Situations preventing next instruction from executing in designated clock cycle. Causes the pipeline to stall.

\begin{equation} \nonumber \begin{split} \text{Pipeline CPI} = &\, \text{Ideal Pipeline CPI} \\ & + \text{Structural Stalls} \\ & + \text{Data Hazard Stalls} \\ & + \text{Control Stalls} \end{split} \end{equation}

3 types.

Structural hazard

When 2 different instructions require the same hardware resource(s) simultaneously.

Occurs primarily in special purpose functional units that are less frequently used (such as floating point divide or other complex long running instructions). Not a major performance factor, assuming programmers are aware of the lower throughput of these instructions.

One occurence is when both instruction fetch and data access need the same memory. Can be avoided in Harward architecture.

Data hazard

When an instruction depends on the result of the another instruction which are overlapped.

3 types.

Suppose when unpipelined, instruction $i$ runs before $j$ and both use the same register.

Read after write (RAW)
$j$ must read only after $i$ writes. Stall is required to resolve.
Write after read (WAR)
$j$ writes only after $i$ reads. Impossible in 5-stage pipeline. Occurs when instructions are reordered. Can be solved by renaming registers.
Write after write (WAW)
$j$ writes only after $i$ writes. Impossible in 5-stage pipeline. Occurs when instructions are reordered.

Register Half-Cycle Timing

A solution to data hazards by reading from registers only in the first half of a clock cycle, and writing to registers only in the second half of a clock cycle.

Forwarding

Aka. bypassing or short-circuiting. An alternate solution to data hazards. Sends a value directly from the pipeline stage that produces it (EX/MEM) to the stage that needs it, instead of waiting for the register write. This avoids many data-hazard stalls and keeps the pipeline moving.

Solves most RAW hazards, but not all. Can’t handle data hazards, because reading from memory is much slower.

Control hazard

Aka. branch hazard. The next instruction depends on a branch/jump, and it’s not known yet. Cannot fetch the next instruction branch resolves.

Causes more performance loss compared to data hazards. 4 solutions are commonly used.

Taken branch

When a branch changes the PC to its target address. Otherwise untaken branch.

Freeze

Simplest scheme to handle branch hazards. The process of holding execution in the pipeline until the branch destination is known. Waits for 2 cycles per branch.

Implementation is simple in terms of hardware and software. Branch penalty is constant, cannot be lessened with software optimization.

Used when no predictions.

Flush

Speculatively fetches next instruction as it normally would. Discards the fetched instructions if they are not needed. Kind of similar to freeze.

Branch penalty is constant, cannot be lessened with software optimization.

Used when a misprediction is made (with any branch prediction policy).

Assume untaken

Treat all branches are untaken. Fetches next instruction placed sequentially. No branch penalty for untaken branches. If the branch is taken, 2 cycle branch penalty.

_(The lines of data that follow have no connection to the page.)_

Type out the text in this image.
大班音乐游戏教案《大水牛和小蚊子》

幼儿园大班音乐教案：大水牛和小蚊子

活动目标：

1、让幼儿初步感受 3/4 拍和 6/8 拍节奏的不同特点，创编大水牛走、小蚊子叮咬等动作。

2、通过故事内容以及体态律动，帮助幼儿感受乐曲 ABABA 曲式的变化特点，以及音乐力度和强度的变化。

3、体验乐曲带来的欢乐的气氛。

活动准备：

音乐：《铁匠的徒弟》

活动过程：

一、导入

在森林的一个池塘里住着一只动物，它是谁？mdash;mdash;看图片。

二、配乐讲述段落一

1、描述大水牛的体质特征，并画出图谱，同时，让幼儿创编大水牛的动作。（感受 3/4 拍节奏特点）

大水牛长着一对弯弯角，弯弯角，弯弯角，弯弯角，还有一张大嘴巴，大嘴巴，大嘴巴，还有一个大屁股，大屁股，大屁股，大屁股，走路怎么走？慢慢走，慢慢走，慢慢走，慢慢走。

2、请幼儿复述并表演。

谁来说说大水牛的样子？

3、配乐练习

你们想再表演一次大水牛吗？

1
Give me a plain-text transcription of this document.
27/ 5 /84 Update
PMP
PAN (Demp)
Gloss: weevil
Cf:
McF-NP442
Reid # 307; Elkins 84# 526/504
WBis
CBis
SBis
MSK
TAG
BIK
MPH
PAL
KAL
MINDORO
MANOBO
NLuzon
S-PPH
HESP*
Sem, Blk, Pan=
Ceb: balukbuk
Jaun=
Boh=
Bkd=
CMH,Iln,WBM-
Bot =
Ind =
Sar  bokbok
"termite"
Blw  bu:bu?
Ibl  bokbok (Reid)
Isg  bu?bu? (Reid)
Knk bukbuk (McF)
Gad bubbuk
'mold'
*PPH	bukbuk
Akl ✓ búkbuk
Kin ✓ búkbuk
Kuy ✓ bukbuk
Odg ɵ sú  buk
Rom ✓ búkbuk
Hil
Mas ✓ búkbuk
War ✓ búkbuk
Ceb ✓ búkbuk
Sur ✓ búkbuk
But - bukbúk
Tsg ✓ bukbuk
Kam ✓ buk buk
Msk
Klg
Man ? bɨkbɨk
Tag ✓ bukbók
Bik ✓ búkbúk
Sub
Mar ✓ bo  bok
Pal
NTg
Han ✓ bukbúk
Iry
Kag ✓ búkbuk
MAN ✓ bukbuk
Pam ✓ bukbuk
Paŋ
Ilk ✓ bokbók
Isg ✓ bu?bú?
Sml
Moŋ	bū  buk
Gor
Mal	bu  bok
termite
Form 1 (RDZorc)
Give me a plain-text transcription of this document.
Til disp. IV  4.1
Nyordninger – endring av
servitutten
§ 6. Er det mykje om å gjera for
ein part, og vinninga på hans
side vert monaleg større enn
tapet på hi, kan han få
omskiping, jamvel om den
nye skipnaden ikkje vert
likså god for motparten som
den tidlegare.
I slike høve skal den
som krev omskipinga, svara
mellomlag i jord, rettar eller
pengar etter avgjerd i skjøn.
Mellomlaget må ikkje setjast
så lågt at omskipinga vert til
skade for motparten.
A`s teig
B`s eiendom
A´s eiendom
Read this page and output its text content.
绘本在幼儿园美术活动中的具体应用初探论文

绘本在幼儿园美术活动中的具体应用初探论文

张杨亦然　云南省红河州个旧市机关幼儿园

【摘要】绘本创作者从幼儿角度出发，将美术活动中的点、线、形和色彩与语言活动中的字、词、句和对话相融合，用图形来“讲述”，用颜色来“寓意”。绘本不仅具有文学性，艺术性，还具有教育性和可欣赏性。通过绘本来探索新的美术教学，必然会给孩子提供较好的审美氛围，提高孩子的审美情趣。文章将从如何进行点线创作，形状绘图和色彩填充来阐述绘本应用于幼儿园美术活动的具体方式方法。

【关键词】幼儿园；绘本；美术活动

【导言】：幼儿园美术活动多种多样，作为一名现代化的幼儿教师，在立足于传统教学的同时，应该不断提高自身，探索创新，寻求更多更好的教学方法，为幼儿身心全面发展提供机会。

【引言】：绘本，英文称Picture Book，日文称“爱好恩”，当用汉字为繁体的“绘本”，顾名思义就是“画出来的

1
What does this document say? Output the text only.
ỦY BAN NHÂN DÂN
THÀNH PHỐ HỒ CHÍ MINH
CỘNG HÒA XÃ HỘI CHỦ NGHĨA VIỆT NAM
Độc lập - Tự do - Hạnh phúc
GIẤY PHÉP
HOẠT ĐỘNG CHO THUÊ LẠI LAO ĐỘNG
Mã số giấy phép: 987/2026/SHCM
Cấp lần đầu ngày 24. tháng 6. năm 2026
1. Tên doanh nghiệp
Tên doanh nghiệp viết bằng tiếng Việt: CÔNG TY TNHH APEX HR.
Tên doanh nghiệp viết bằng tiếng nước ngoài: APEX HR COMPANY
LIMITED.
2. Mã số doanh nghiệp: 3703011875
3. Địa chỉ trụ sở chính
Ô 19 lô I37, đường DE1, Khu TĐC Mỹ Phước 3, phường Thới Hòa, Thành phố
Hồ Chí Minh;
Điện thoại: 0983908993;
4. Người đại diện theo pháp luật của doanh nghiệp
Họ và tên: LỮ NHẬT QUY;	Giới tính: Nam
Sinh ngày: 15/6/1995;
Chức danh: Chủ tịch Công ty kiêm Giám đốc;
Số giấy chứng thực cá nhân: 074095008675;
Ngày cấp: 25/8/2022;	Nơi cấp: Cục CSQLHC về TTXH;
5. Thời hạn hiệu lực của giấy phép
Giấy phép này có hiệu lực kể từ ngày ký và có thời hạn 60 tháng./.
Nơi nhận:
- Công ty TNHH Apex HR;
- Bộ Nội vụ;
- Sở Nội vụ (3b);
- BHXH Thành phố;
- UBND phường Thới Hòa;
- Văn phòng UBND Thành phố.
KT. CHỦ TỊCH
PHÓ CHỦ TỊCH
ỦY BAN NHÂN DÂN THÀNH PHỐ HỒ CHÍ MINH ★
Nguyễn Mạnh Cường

Processor state must remain unchanged until the actual branching outcome is known. If the prediction is wrong, the pipeline is flushed and restarted. Results in a 1 cycle penalty when the branch is taken.

More performant. Slightly more complex.

Assume taken

Treat all branches are taken. Requires an early adder and immediate decoder in ID. No branch penalty for taken branches. If the branch is not taken, 1 or 2 cycles branch penalty.

Delayed branch

Branch outcome is only known after the EX step. Delayed branch technique is used to run instruction(s) before the EX step, whether the branch is taken or not. Mostly a single instruction delay is used. If longer branch penalty is there, other techniques are used. Compiler is responsible for filling the delay slot with a useful instruction, or a nop.

Useful for short and simple pipelines. Implementation becomes too complex when dynamic branch prediction is there. Heavily used in early RISC-V processors; not anymore.